Rabu, 22 Oktober 2008

Seporno apakah RUU APP itu?

Saya sebenarnya masih tampak dingin menganggapi pro dan kontra masalah akan disah kannya RUU APP, yang kian memanas akhir-akhir ini. Jika saya baca, rancangan undang-undang ini memang ada beberapa poin yang saya setuju. Tetapi beberapa poin-poin dari pasal-pasal yang terkandung dalam RUU APP ini masih sangat rancu, meskipun saya bukanlah orang Hukum yang paham akan Undang-Undang. Katakanlah saya sama dengan anda sebagai orang awam lainnya, dalam menanggapi RUU APP ini.

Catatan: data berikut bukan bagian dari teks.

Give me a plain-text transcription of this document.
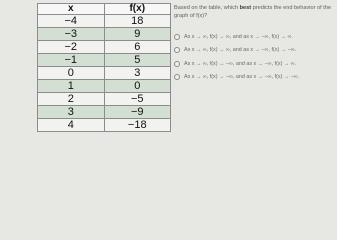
x	f(x)
−4	18
−3	9
−2	6
−1	5
0	3
1	0
2	−5
3	−9
4	−18

Based on the table, which best predicts the end behavior of the graph of f(x)?

As x → ∞, f(x) → ∞, and as x → −∞, f(x) → ∞.
As x → ∞, f(x) → ∞, and as x → −∞, f(x) → −∞.
As x → ∞, f(x) → −∞, and as x → −∞, f(x) → ∞.
As x → ∞, f(x) → −∞, and as x → −∞, f(x) → −∞.
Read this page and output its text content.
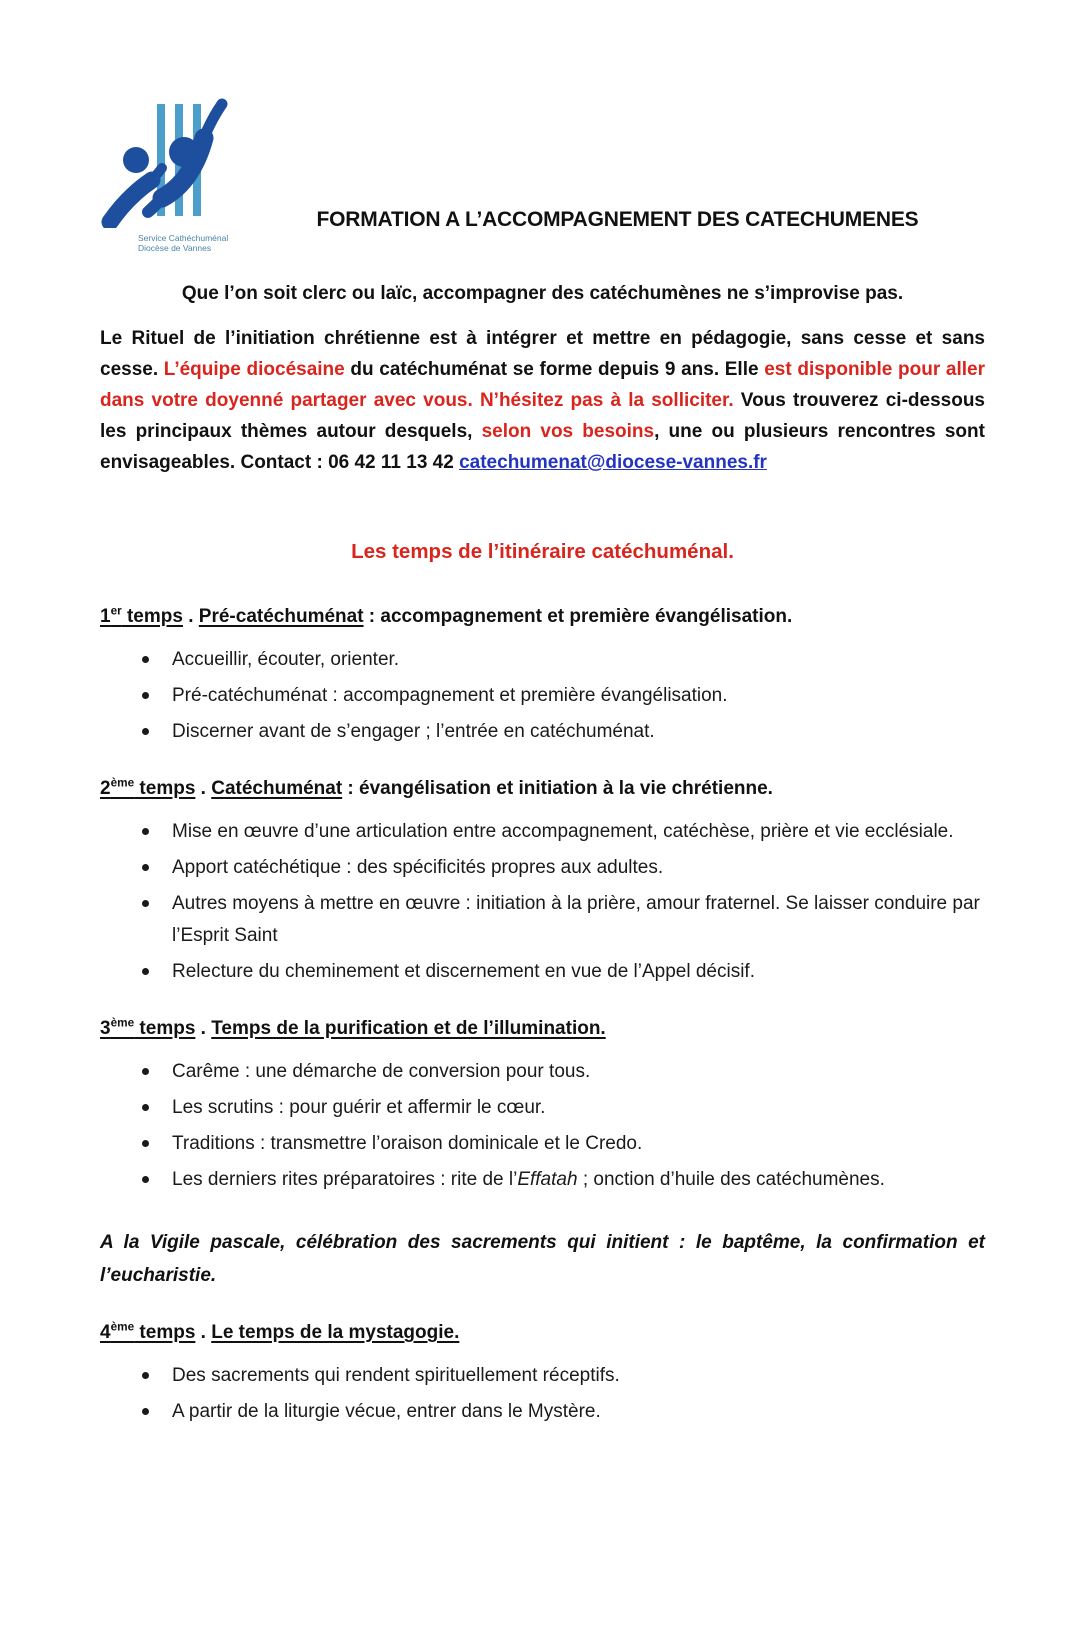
Service Cathéchuménal
Diocèse de Vannes
FORMATION A L’ACCOMPAGNEMENT DES CATECHUMENES
Que l’on soit clerc ou laïc, accompagner des catéchumènes ne s’improvise pas.

Le Rituel de l’initiation chrétienne est à intégrer et mettre en pédagogie, sans cesse et sans cesse. L’équipe diocésaine du catéchuménat se forme depuis 9 ans. Elle est disponible pour aller dans votre doyenné partager avec vous. N’hésitez pas à la solliciter. Vous trouverez ci-dessous les principaux thèmes autour desquels, selon vos besoins, une ou plusieurs rencontres sont envisageables. Contact : 06 42 11 13 42 catechumenat@diocese-vannes.fr

Les temps de l’itinéraire catéchuménal.
1er temps . Pré-catéchuménat : accompagnement et première évangélisation.
Accueillir, écouter, orienter.
Pré-catéchuménat : accompagnement et première évangélisation.
Discerner avant de s’engager ; l’entrée en catéchuménat.
2ème temps . Catéchuménat : évangélisation et initiation à la vie chrétienne.
Mise en œuvre d’une articulation entre accompagnement, catéchèse, prière et vie ecclésiale.
Apport catéchétique : des spécificités propres aux adultes.
Autres moyens à mettre en œuvre : initiation à la prière, amour fraternel. Se laisser conduire par l’Esprit Saint
Relecture du cheminement et discernement en vue de l’Appel décisif.
3ème temps . Temps de la purification et de l’illumination.
Carême : une démarche de conversion pour tous.
Les scrutins : pour guérir et affermir le cœur.
Traditions : transmettre l’oraison dominicale et le Credo.
Les derniers rites préparatoires : rite de l’Effatah ; onction d’huile des catéchumènes.

A la Vigile pascale, célébration des sacrements qui initient : le baptême, la confirmation et l’eucharistie.

4ème temps . Le temps de la mystagogie.
Des sacrements qui rendent spirituellement réceptifs.
A partir de la liturgie vécue, entrer dans le Mystère.
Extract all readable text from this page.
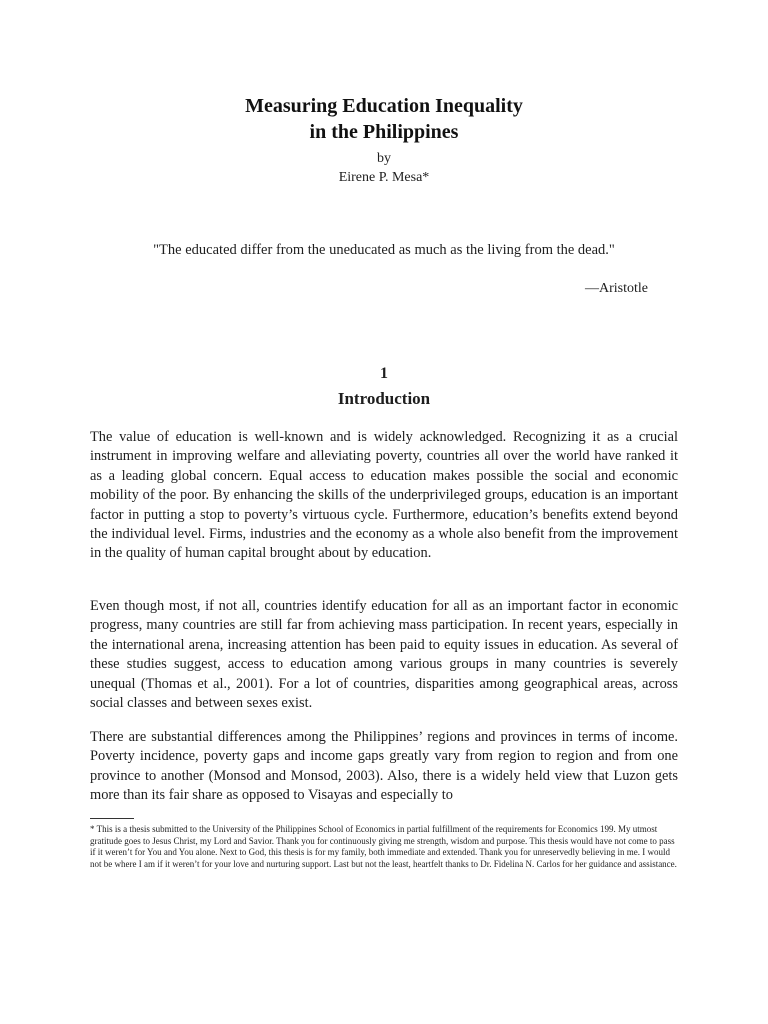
Measuring Education Inequality
in the Philippines
by
Eirene P. Mesa*
"The educated differ from the uneducated as much as the living from the dead."
—Aristotle
1
Introduction

The value of education is well-known and is widely acknowledged. Recognizing it as a crucial instrument in improving welfare and alleviating poverty, countries all over the world have ranked it as a leading global concern. Equal access to education makes possible the social and economic mobility of the poor. By enhancing the skills of the underprivileged groups, education is an important factor in putting a stop to poverty’s virtuous cycle. Furthermore, education’s benefits extend beyond the individual level. Firms, industries and the economy as a whole also benefit from the improvement in the quality of human capital brought about by education.

Even though most, if not all, countries identify education for all as an important factor in economic progress, many countries are still far from achieving mass participation. In recent years, especially in the international arena, increasing attention has been paid to equity issues in education. As several of these studies suggest, access to education among various groups in many countries is severely unequal (Thomas et al., 2001). For a lot of countries, disparities among geographical areas, across social classes and between sexes exist.

There are substantial differences among the Philippines’ regions and provinces in terms of income. Poverty incidence, poverty gaps and income gaps greatly vary from region to region and from one province to another (Monsod and Monsod, 2003). Also, there is a widely held view that Luzon gets more than its fair share as opposed to Visayas and especially to

* This is a thesis submitted to the University of the Philippines School of Economics in partial fulfillment of the requirements for Economics 199. My utmost gratitude goes to Jesus Christ, my Lord and Savior. Thank you for continuously giving me strength, wisdom and purpose. This thesis would have not come to pass if it weren’t for You and You alone. Next to God, this thesis is for my family, both immediate and extended. Thank you for unreservedly believing in me. I would not be where I am if it weren’t for your love and nurturing support. Last but not the least, heartfelt thanks to Dr. Fidelina N. Carlos for her guidance and assistance.
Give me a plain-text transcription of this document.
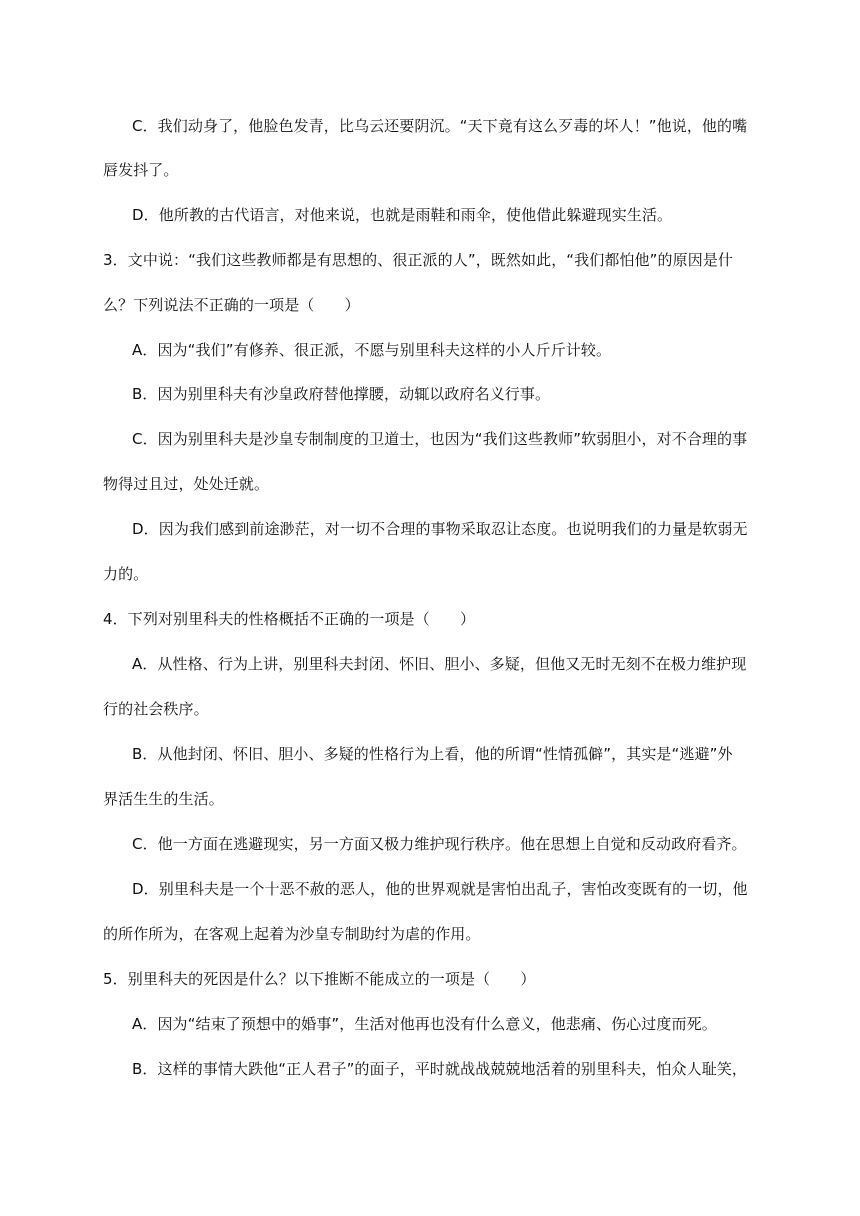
C．我们动身了，他脸色发青，比乌云还要阴沉。“天下竟有这么歹毒的坏人！”他说，他的嘴
唇发抖了。
D．他所教的古代语言，对他来说，也就是雨鞋和雨伞，使他借此躲避现实生活。
3．文中说：“我们这些教师都是有思想的、很正派的人”，既然如此，“我们都怕他”的原因是什
么？下列说法不正确的一项是（　　）
A．因为“我们”有修养、很正派，不愿与别里科夫这样的小人斤斤计较。
B．因为别里科夫有沙皇政府替他撑腰，动辄以政府名义行事。
C．因为别里科夫是沙皇专制制度的卫道士，也因为“我们这些教师”软弱胆小，对不合理的事
物得过且过，处处迁就。
D．因为我们感到前途渺茫，对一切不合理的事物采取忍让态度。也说明我们的力量是软弱无
力的。
4．下列对别里科夫的性格概括不正确的一项是（　　）
A．从性格、行为上讲，别里科夫封闭、怀旧、胆小、多疑，但他又无时无刻不在极力维护现
行的社会秩序。
B．从他封闭、怀旧、胆小、多疑的性格行为上看，他的所谓“性情孤僻”，其实是“逃避”外
界活生生的生活。
C．他一方面在逃避现实，另一方面又极力维护现行秩序。他在思想上自觉和反动政府看齐。
D．别里科夫是一个十恶不赦的恶人，他的世界观就是害怕出乱子，害怕改变既有的一切，他
的所作所为，在客观上起着为沙皇专制助纣为虐的作用。
5．别里科夫的死因是什么？以下推断不能成立的一项是（　　）
A．因为“结束了预想中的婚事”，生活对他再也没有什么意义，他悲痛、伤心过度而死。
B．这样的事情大跌他“正人君子”的面子，平时就战战兢兢地活着的别里科夫，怕众人耻笑，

Pengertian pornografi yang tertuang dalam Pasal 1 ayat 1 pada RUU APP ini berbunyi ”Pornografi adalah materi seksualitas yang dibuat oleh manusia dalam bentuk gambar, sketsa, ilustrasi, foto, tulisan suara, bunyi, gambar bergerak animasi, kartun, syair, percakapan, gerak tubuh, atau bentuk pesan komunikasi lain melalui berbagai bentuk media komuniknikasi dan / atau pertunjukan di muka umum, yang dapat membangkitkan hasrat seksual dan/atau melanggar nilai-nilai kesusilaan dalam masyarakat”

Jadi menurut saya, sesuatu yang dapat membangkitkan hasrat seksual adalah dapat dikatakan sebagai pornografi. Sedangkan tingkat orientasi seksual seseorang berbeda-beda. Sebagian besar memang bila melihat sesuatu yang sedikit terbuka dari tubuh wanita atau sebaliknya, sudah dapat menaikan hasrat seksualnya. Tetapi mungkin ada juga yang orientasi seksualnya jika melihat sesuatu yang tertutup, karena dengan tubuh wanita yang tertutup maka akan kelihatan lebih seksi, dan rasa penasaran akan membangkitkan hasrat seksualnya. Jadi seporno apakah pornografi itu?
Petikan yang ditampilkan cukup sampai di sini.